Homero e a Ilíada como mito educador



            Homero como educador dos gregos é de fato uma opinião comum, e se deve pressupô-la e desenvolvê-la a fim de trazer à tona uma concepção de poeta e de poesia hoje perdida. Isso porque era o poeta o educador de gerações, e sua poesia, sem alimentar ainda qualquer distinção entre uma forma estética e um conteúdo ético, veio a ser a primeira e maior criadora e modeladora do homem grego. Nas palavras de Jaeger, a poesia só pode exercer uma tal ação se faz valer todas as forças estéticas e éticas do homem (Paideia, p.62). E mais à frente declara: só pode ser propriamente educativa uma poesia cujas raízes mergulhem nas camadas mais profundas do ser humano e na qual viva um ethos, um anseio espiritual, uma imagem do humano capaz de se tornar uma obrigação e um dever (p.63).

            Desta forma, é Homero o representante da cultura grega primitiva (p.66). Por não estar preso em demasia ao solo de que surge, por se pôr a buscar o que há de mais universal no homem, a poesia homérica triunfou, e isto porque sua descrição do mundo, das grandes tradições e exigências, é a descrição da esfera mais elevada da vida humana. A força da educação na poesia de Homero parece encontrar seu significado maior no uso do exemplo, e sobretudo, dos exemplos ilustrados pelos mitos. Essa harmonia entre épica e mito torna visível aquela intenção ética e estética da poesia de Homero, pois o mito serve sempre como instância normativa para a qual apela o orador (p.68). Conclui Jaeger, a épica é por natureza um mundo ideal, e o elemento de idealidade está representado no pensamento grego primitivo pelo mito (p.68).

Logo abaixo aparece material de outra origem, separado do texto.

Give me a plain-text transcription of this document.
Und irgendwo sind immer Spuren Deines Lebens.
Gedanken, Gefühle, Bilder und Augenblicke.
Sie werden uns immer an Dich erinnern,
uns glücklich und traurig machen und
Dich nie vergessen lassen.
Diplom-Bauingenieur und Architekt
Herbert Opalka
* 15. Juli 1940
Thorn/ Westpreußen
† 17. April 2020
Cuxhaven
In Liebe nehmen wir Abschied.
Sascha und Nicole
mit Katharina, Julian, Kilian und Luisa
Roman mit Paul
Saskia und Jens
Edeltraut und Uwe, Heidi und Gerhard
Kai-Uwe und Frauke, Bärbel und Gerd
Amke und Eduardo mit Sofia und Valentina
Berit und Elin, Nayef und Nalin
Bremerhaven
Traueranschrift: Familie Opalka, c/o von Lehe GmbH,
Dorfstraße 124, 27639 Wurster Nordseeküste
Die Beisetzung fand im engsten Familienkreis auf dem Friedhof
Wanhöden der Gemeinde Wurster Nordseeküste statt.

Não outra é a característica que distingue o gênero épico dos demais que surgem na poesia helênica: seu teor idealizante se vê ligado à sua origem nos antigos cantos heróicos, as aristeiai, cujo louvor do herói tende a supressão de tudo o que é baixo, desprezível e falho em sua nobreza (p.69). E mesmo na Ilíada, cujo tema principal parece girar em torno à menis de Aquiles, é comum o poeta interromper a narração da guerra para descrever a aristéia de Diomedes, de Agamemnom, de Menelau, por exemplo. Pois a finalidade artística desta criação poética é justamente tecer tais cenas isoladas em uma ação unitária, mostrando o valor de todos os heróis famosos sob o pano de fundo da totalidade da ação, que na Ilíada é o valor de Aquiles para a guerra de Troia (p.72).

Estátua de Homero

            Deste fundo sangrento da peleja em Troia emerge um destino individual de pura tragédia humana: a vida heróica de Aquiles. A Ilíada deve à figura trágica de Aquiles o não ser para nós um venerável manuscrito do espírito guerreiro primitivo, mas sim um monumento imortal para o reconhecimento da vida e da dor humana (p.72). É deste modo que o poeta se afirma como criador e intérprete da tradição, não mais apenas um simples divulgador das glórias do passado.

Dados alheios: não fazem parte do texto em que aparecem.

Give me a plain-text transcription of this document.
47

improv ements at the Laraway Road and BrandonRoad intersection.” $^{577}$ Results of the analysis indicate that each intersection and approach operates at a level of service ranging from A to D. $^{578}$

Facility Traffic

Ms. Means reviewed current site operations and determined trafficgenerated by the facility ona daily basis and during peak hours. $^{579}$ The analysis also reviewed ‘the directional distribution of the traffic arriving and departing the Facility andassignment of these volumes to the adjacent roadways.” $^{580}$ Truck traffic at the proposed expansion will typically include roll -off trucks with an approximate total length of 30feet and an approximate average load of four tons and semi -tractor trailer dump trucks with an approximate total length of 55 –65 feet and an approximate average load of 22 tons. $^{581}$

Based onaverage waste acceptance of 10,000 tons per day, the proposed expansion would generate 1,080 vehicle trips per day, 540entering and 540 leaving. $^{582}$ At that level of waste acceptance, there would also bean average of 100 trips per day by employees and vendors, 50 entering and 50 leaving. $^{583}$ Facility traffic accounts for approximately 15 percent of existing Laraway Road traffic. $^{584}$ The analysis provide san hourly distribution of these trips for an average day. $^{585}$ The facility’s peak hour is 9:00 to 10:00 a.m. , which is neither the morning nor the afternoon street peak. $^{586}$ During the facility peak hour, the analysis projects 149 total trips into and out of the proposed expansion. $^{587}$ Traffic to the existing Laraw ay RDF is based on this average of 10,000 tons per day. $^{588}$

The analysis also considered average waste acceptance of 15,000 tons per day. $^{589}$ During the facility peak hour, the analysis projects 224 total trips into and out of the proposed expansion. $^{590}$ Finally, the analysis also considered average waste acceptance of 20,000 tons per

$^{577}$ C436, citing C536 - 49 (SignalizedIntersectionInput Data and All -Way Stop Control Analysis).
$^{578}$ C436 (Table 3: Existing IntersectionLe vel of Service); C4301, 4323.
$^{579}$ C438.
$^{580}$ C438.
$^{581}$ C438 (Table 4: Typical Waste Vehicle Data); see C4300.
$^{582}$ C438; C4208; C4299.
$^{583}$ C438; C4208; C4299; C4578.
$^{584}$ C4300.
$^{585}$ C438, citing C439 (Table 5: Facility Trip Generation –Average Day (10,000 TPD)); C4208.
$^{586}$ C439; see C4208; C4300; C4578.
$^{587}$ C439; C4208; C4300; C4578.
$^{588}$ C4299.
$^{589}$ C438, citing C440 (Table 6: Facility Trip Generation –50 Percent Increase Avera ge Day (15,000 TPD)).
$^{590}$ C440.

            Esse caráter totalizante que a epopéia apresenta, sua unidade espiritual, revela uma inspiração própria de um “pensamento filosófico” relativo à natureza humana e às leis que governam o mundo. O poeta contempla todo o conhecimento particular à luz do seu conhecimento geral da essência das coisas (p.77). É pela totalidade da ação dramática e do seu pensamento sobre o homem e o mundo que a poesia homérica torna-se muito mais que pura manifestação artística – torna-se obra de influência ética, de formação do espírito humano. E traz em si o germe do que seria chamado depois de filosofia grega (p. 80).


Referência: JAEGER, Paideia (2003, Martins Fontes).